Over the years, recommendations have varied widely, from no follow-up to repeat exams every three, five, or ten years. In the U.S., a five-year interval became common practice, even as newer guidelines suggested extending surveillance to seven or ten years. Most of these recommendations, however, were based on retrospective data rather than prospective, randomized trials – the kind of evidence needed to truly change clinical practice. That gap is what the FORTE trial aims to address.
Led nationally by Drs. Robert Schoen and Jeffrey Dueker in collaboration with the National Cancer Institute, NCORP (the National Community Oncology Research Program), and NRG Oncology, FORTE (Five- or Ten-Year Colonoscopy for 1–2 Non-Advanced Adenomatous Polyps) is designed to provide definitive guidance. The trial will enroll 9,500 participants who have had one or two non-advanced adenomas removed at an index colonoscopy and randomly assign them to surveillance at five and ten years, or at ten years alone.
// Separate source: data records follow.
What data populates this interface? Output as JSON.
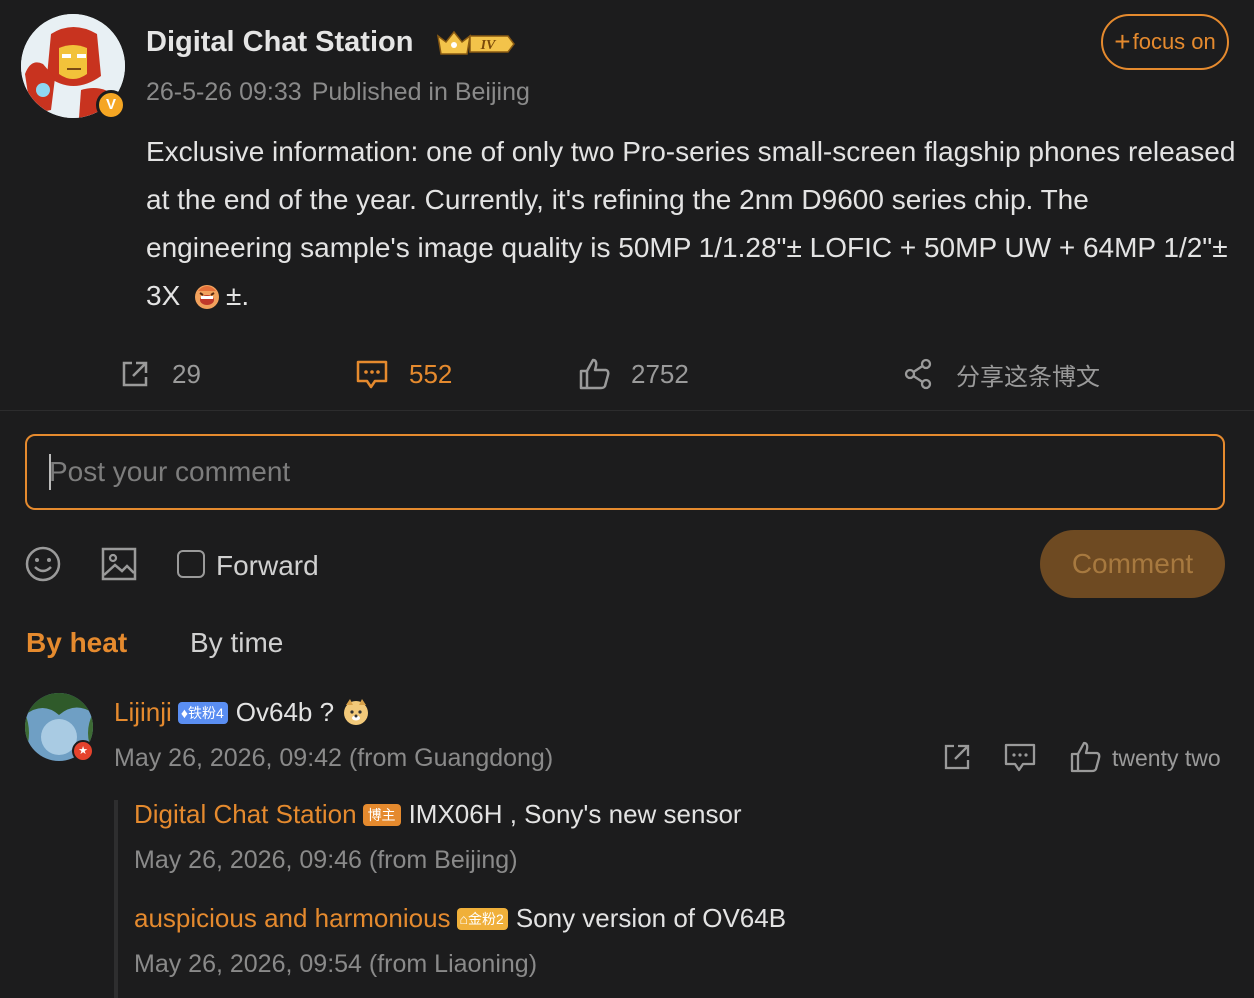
{
  "post": {
    "author": "Digital Chat Station",
    "verified_mark": "V",
    "level_badge": "IV",
    "date": "26-5-26 09:33",
    "location": "Published in Beijing",
    "follow_label": "focus on",
    "text_part1": "Exclusive information: one of only two Pro-series small-screen flagship phones released at the end of the year. Currently, it's refining the 2nm D9600 series chip. The engineering sample's image quality is 50MP 1/1.28\"± LOFIC + 50MP UW + 64MP 1/2\"± 3X",
    "text_part2": "±.",
    "stats": {
      "forwards": "29",
      "comments": "552",
      "likes": "2752",
      "share_label": "分享这条博文"
    }
  },
  "composer": {
    "placeholder": "Post your comment",
    "forward_label": "Forward",
    "submit_label": "Comment"
  },
  "sort_tabs": {
    "heat": "By heat",
    "time": "By time"
  },
  "comments": [
    {
      "user": "Lijinji",
      "badge": "铁粉4",
      "text": "Ov64b  ?",
      "time": "May 26, 2026, 09:42 (from Guangdong)",
      "like_label": "twenty two",
      "replies": [
        {
          "user": "Digital Chat Station",
          "badge": "博主",
          "text": "IMX06H  , Sony's new sensor",
          "time": "May 26, 2026, 09:46 (from Beijing)"
        },
        {
          "user": "auspicious and harmonious",
          "badge": "金粉2",
          "text": "Sony  version of OV64B",
          "time": "May 26, 2026, 09:54 (from Liaoning)"
        }
      ]
    }
  ],
  "colors": {
    "background": "#1c1c1d",
    "accent": "#e58a2e",
    "muted": "#8a8a8a"
  }
}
“The question is not whether colonoscopies work—they do—but whether patients truly need them as often as we’ve assumed,” says Dr. Dueker. While colonoscopies are generally safe, they are not without risk, cost, or inconvenience. The goal, he explains, is to perform them when they are needed, not sooner.
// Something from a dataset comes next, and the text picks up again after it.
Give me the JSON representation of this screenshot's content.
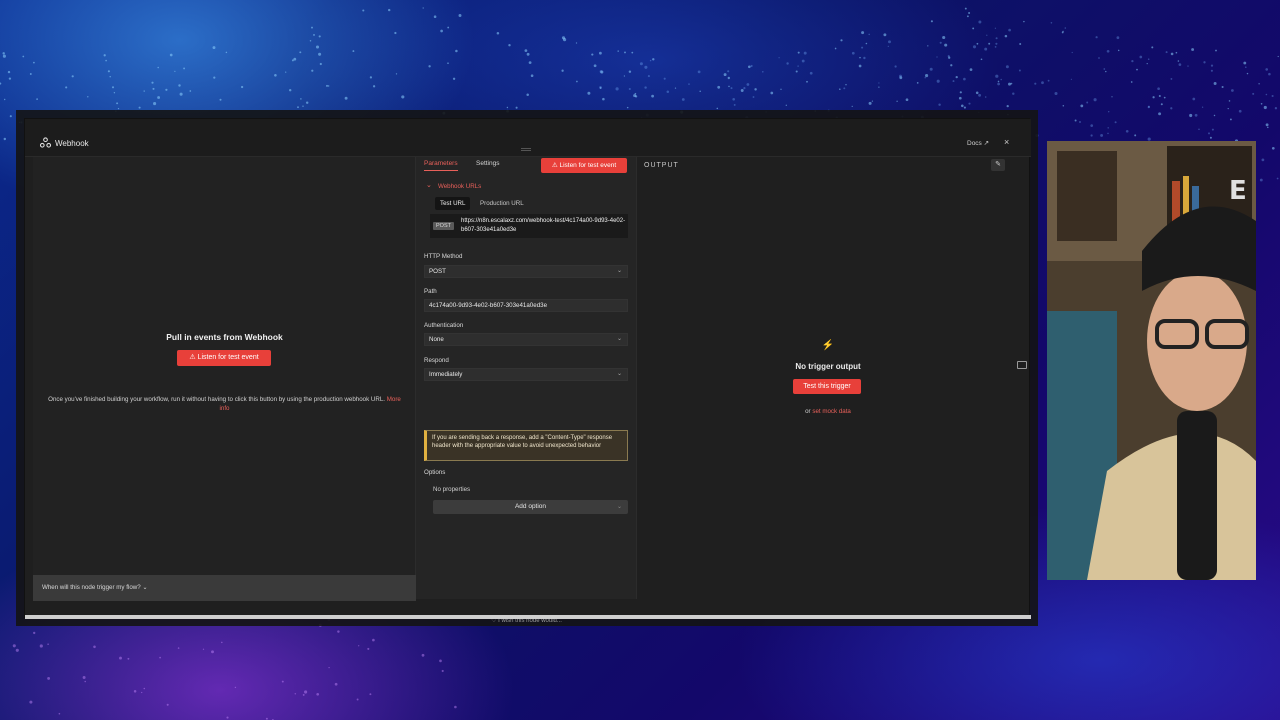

FORTE is built for broad generalizability. Participants ages 45-69 will be followed for 11 years or longer, with enrollment spanning community and VA sites across the country. As of December 2025, more than 3,800 participants have enrolled at 87 geographically diverse locations. Innovations such as tele-consent, mobile blood collection, and remote electronic follow-up reduce barriers to participation and allow patients to enroll without traveling to major medical centers.
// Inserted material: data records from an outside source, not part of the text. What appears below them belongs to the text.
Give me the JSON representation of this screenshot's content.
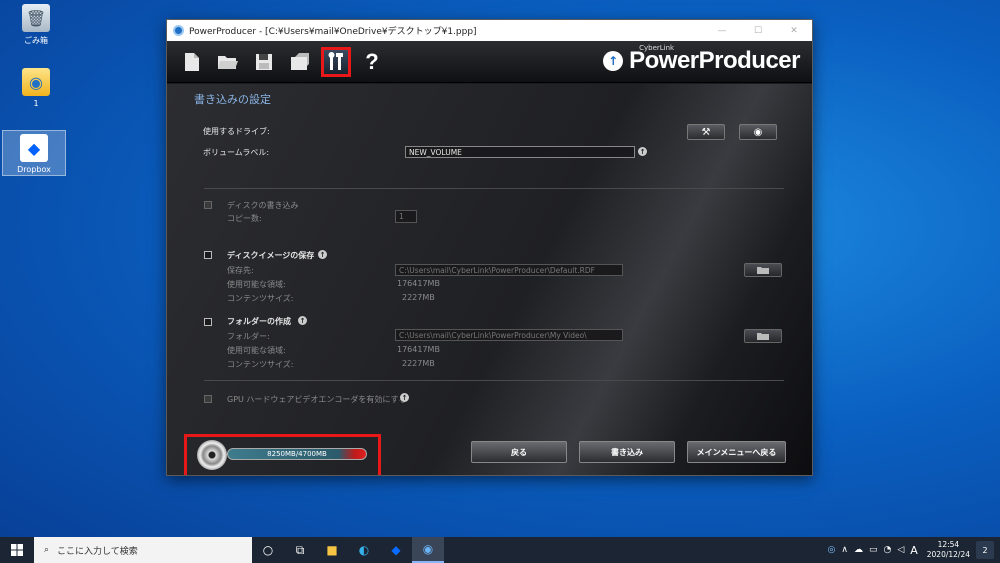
{
  "desktop": {
    "icons": [
      {
        "label": "ごみ箱"
      },
      {
        "label": "1"
      },
      {
        "label": "Dropbox"
      }
    ]
  },
  "window": {
    "title": "PowerProducer - [C:¥Users¥mail¥OneDrive¥デスクトップ¥1.ppp]",
    "brand_small": "CyberLink",
    "brand": "PowerProducer",
    "toolbar": {
      "buttons": [
        "new-file",
        "open-folder",
        "save",
        "export",
        "settings",
        "help"
      ],
      "help_label": "?"
    }
  },
  "burn_settings": {
    "heading": "書き込みの設定",
    "drive_label": "使用するドライブ:",
    "volume_label": "ボリュームラベル:",
    "volume_value": "NEW_VOLUME",
    "disc_write": {
      "label": "ディスクの書き込み",
      "copies_label": "コピー数:",
      "copies_value": "1"
    },
    "disc_image": {
      "label": "ディスクイメージの保存",
      "save_to_label": "保存先:",
      "save_to_value": "C:\\Users\\mail\\CyberLink\\PowerProducer\\Default.RDF",
      "free_space_label": "使用可能な領域:",
      "free_space_value": "176417MB",
      "content_size_label": "コンテンツサイズ:",
      "content_size_value": "2227MB"
    },
    "folder": {
      "label": "フォルダーの作成",
      "folder_label": "フォルダー:",
      "folder_value": "C:\\Users\\mail\\CyberLink\\PowerProducer\\My Video\\",
      "free_space_label": "使用可能な領域:",
      "free_space_value": "176417MB",
      "content_size_label": "コンテンツサイズ:",
      "content_size_value": "2227MB"
    },
    "gpu_label": "GPU ハードウェアビデオエンコーダを有効にする"
  },
  "capacity": {
    "text": "8250MB/4700MB",
    "used_mb": 8250,
    "capacity_mb": 4700
  },
  "actions": {
    "back": "戻る",
    "burn": "書き込み",
    "main_menu": "メインメニューへ戻る"
  },
  "taskbar": {
    "search_placeholder": "ここに入力して検索",
    "ime": "A",
    "time": "12:54",
    "date": "2020/12/24",
    "notifications": "2"
  }
}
The potential impact is significant. If FORTE demonstrates that a 10-year surveillance interval is non-inferior to a five-year exam for low-risk patients, it could safely reduce tens of thousands of colonoscopies each year, sparing patients unnecessary procedures while freeing resources for screening and diagnostic exams. Just as importantly, it would provide rigorous evidence to guide practice.
The trial also challenges a common assumption among patients that finding any polyp automatically places them at high cancer risk. “That is the goal—not that you won’t die from cancer, but that you won’t get it,” Dr. Schoen notes.
Beyond surveillance intervals, FORTE includes research components that may inform future personalized, risk-based screening strategies, including genetic and microbiome analyses. And for many participants, the motivation extends beyond their own care. As Schoen explains, participation is meaningful because it contributes to public health and collective knowledge.
FORTE’s scale and success reflect more than a single study. They highlight what is possible when investigators are supported by strong infrastructure. Within the Department of Medicine, that foundation is provided by the Clinical Trials Support Office (CTSO), established in 2022 to help investigators move clinical research from concept to activation more efficiently.
Since its launch, the CTSO has expanded both its team and its capabilities, providing centralized expertise in study start-up, regulatory navigation, budgeting, and trial management. Working closely with faculty, division leaders, UPMC partners, and institutional offices, the CTSO has helped streamline processes that historically slowed trial activation, reducing barriers for investigators at every career stage.
The office has also prioritized communication, transparency, and access to shared resources. Through regular meetings, standardized templates, department-approved SOPs, and a growing online resource hub, the CTSO supports investigators and research teams across the full lifecycle of clinical trials. Ongoing initiatives, including implementation of OnCore and the EPIC Research Module, are further aligning departmental practices with industry standards while improving recruitment, compliance, and financial tracking.
FORTE illustrates how this infrastructure enables large, collaborative, practice-changing trials to succeed. Whether a study is prevention-focused or therapeutic, investigator-initiated or industry-sponsored, the CTSO exists to help faculty move ideas from concept to activation and to ensure that high-impact clinical research can thrive across the Department of Medicine.